À Paris, 40 000 euros d’impayés et aucune expulsion : quand la Justice française ne protège plus son peuple

À Paris, dans le XXe arrondissement, un propriétaire se retrouve confronté à une situation devenue presque banale dans la France de 2026 : près de 40 000 euros de loyers impayés, un crédit bancaire de 1 700 euros par mois à rembourser, et une décision de justice qui refuse, pour l’heure, d’ordonner l’expulsion de l’occupant.

L’affaire illustre une fois de plus le fossé entre les discours politiques sur la protection du droit de propriété et la réalité judiciaire à laquelle sont confrontés les bailleurs.

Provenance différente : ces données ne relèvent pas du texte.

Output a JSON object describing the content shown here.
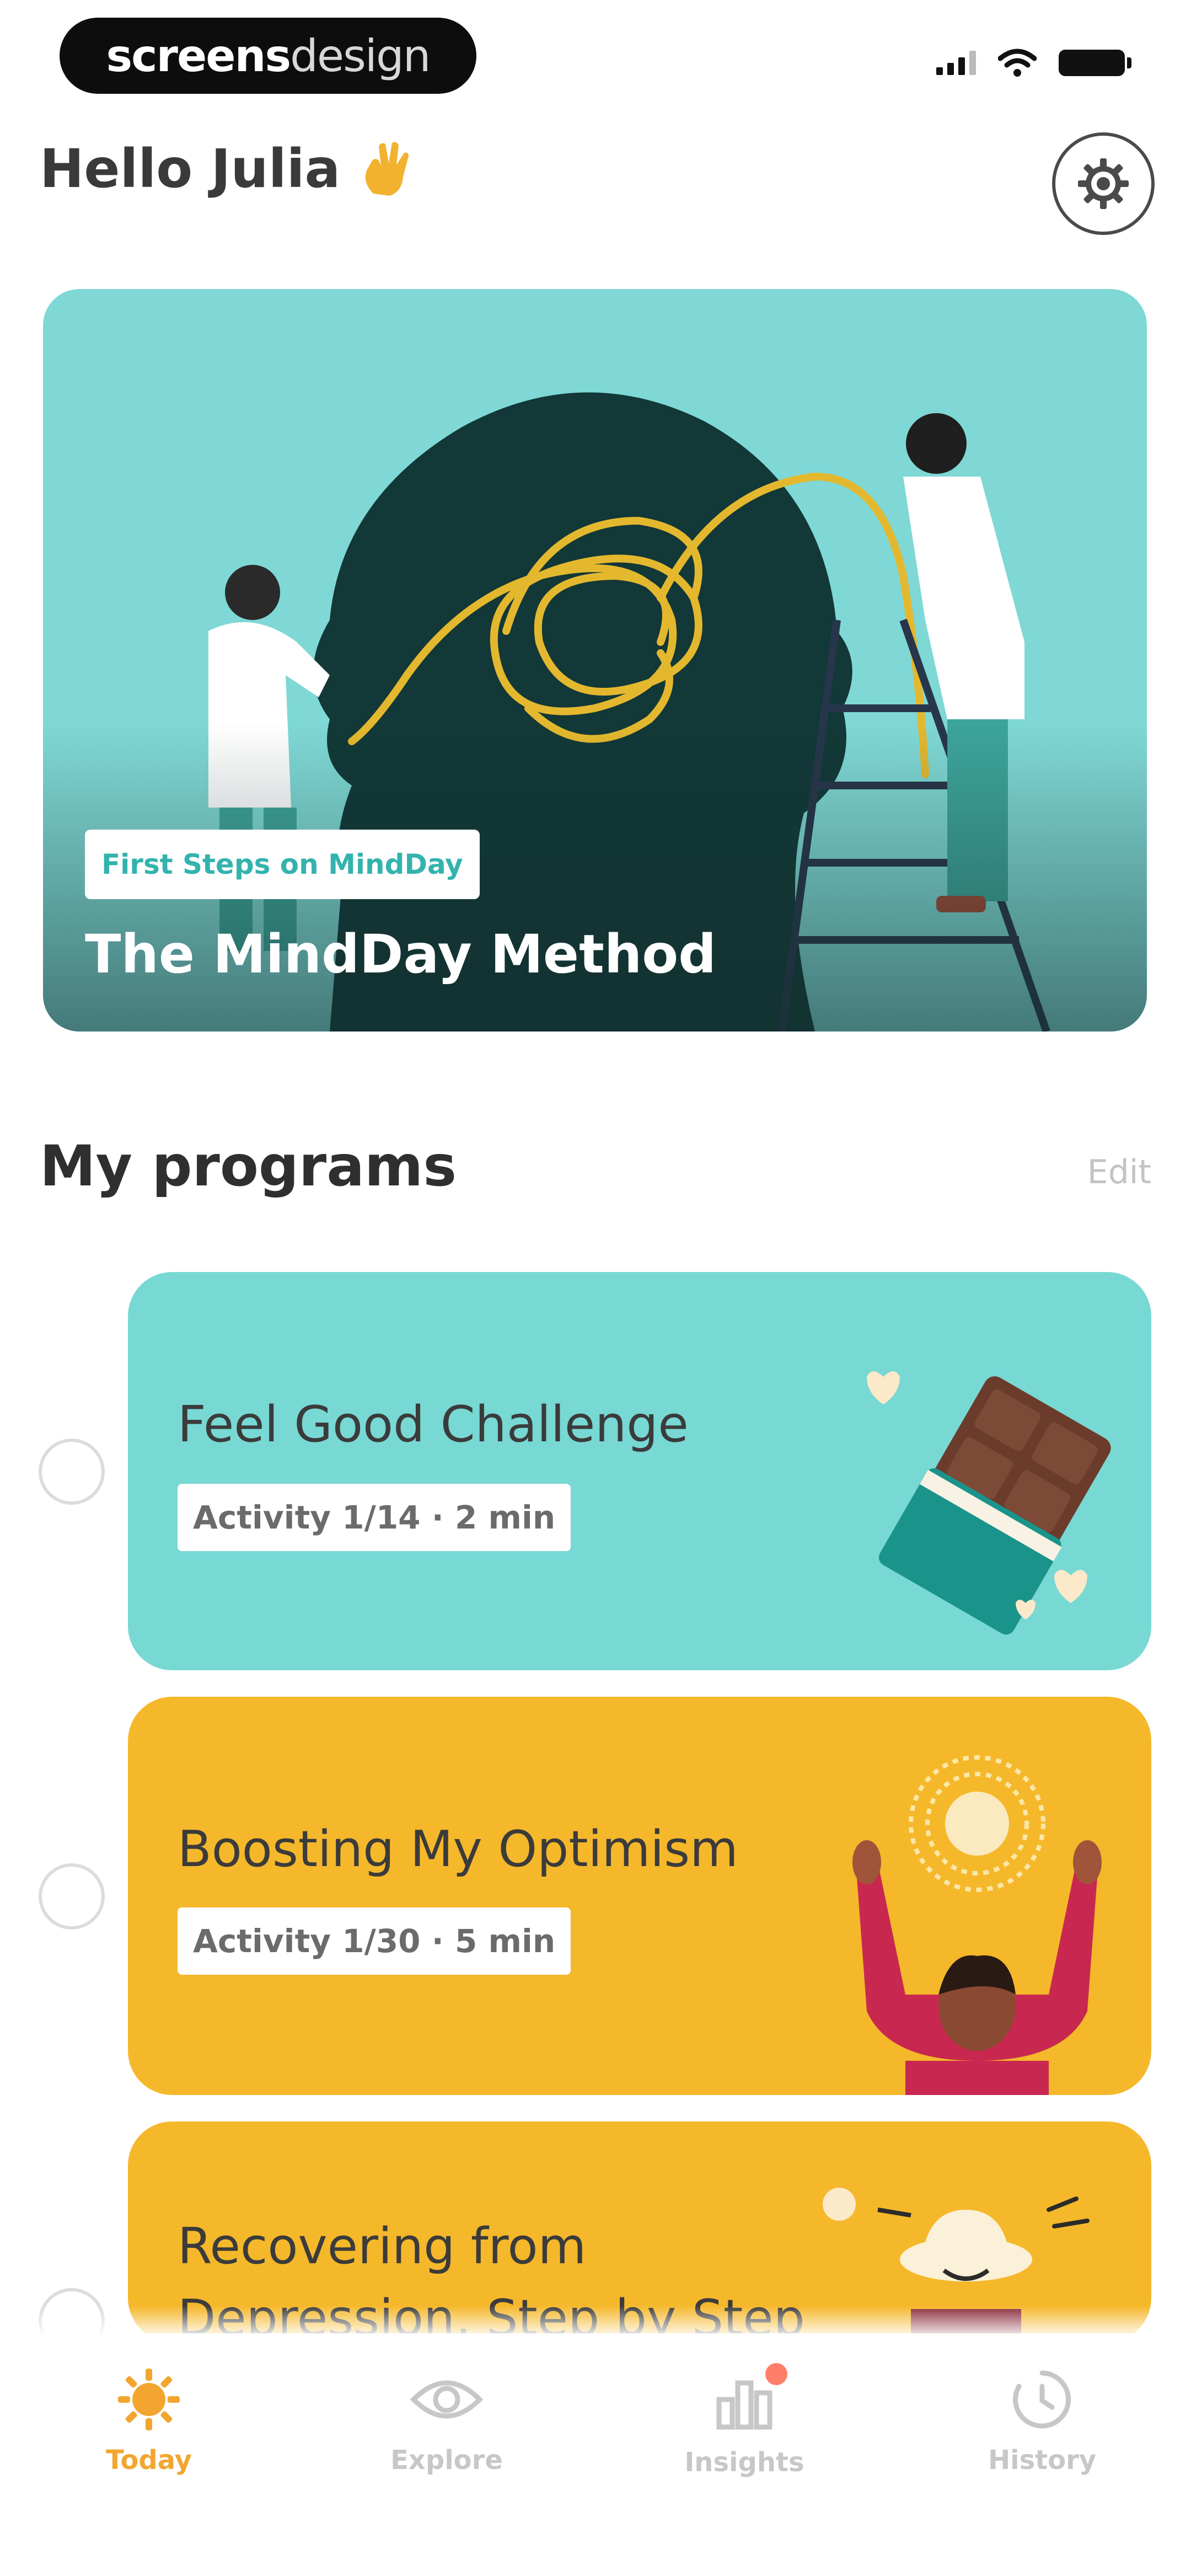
{
  "status_bar": {
    "brand_bold": "screens",
    "brand_light": "design"
  },
  "header": {
    "greeting": "Hello Julia",
    "wave_icon": "hand-wave-icon",
    "settings_icon": "gear-icon"
  },
  "hero": {
    "tag": "First Steps on MindDay",
    "title": "The MindDay Method"
  },
  "programs_section": {
    "title": "My programs",
    "edit_label": "Edit",
    "items": [
      {
        "title": "Feel Good Challenge",
        "badge": "Activity 1/14 · 2 min",
        "color": "#78d8d4",
        "illustration": "chocolate-bar-icon"
      },
      {
        "title": "Boosting My Optimism",
        "badge": "Activity 1/30 · 5 min",
        "color": "#f5b82a",
        "illustration": "person-with-sun-icon"
      },
      {
        "title": "Recovering from Depression, Step by Step",
        "badge": "",
        "color": "#f5b82a",
        "illustration": "person-with-hat-icon"
      }
    ]
  },
  "tab_bar": {
    "tabs": [
      {
        "label": "Today",
        "icon": "sun-icon",
        "active": true
      },
      {
        "label": "Explore",
        "icon": "eye-icon",
        "active": false
      },
      {
        "label": "Insights",
        "icon": "bar-chart-icon",
        "active": false
      },
      {
        "label": "History",
        "icon": "clock-icon",
        "active": false
      }
    ]
  },
  "colors": {
    "accent": "#f2a630",
    "teal": "#78d8d4",
    "yellow": "#f5b82a"
  }
}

Un investissement qui vire au piège

En mai 2024, un quadragénaire achète un appartement de 38 m² pour environ 290 000 euros. Le bien est rénové, financé à crédit, avec l’espoir d’un investissement locatif stable. 

Pour optimiser la rentabilité, il confie la gestion à une société spécialisée dans la location de courte et moyenne durée, promettant un revenu mensuel de 1 900 euros sur un loyer affiché à 2 250 euros.

Après plusieurs rotations de locataires, un occupant s’installe au printemps 2024 pour un an. Un mois plus tard, les paiements cessent.

 Les vérifications de solvabilité apparaissent défaillantes, des incohérences sont relevées dans le dossier fourni lors de la signature.

 Mais le mal est fait : l’occupant est entré légalement dans les lieux.

Depuis, la dette s’accumule. 

Les mensualités de crédit, les charges et la taxe foncière continuent de tomber.

 Le propriétaire, lui, ne perçoit plus rien.

 

Impayé ou squat : la frontière décisive

Dans le débat public, le terme « squat » revient souvent. 

Juridiquement, la distinction est pourtant essentielle.

 Un individu entré sans droit ni titre relève de la loi dite « anti-squat », renforcée en 2023, avec des sanctions pénales accrues et, dans certains cas, une procédure administrative accélérée.

 

Mais lorsqu’un bail existe — même entaché d’irrégularités — on bascule dans le contentieux classique des loyers impayés. Et là, tout change.

Commandement de payer, activation d’une clause résolutoire, audience devant le juge, délais éventuels, trêve hivernale, recours possibles : la procédure s’étire.

 Même en présence d’une dette élevée, le juge dispose d’un large pouvoir d’appréciation. 

Il peut accorder des délais, suspendre les effets de la résiliation, tenir compte de la situation personnelle du locataire.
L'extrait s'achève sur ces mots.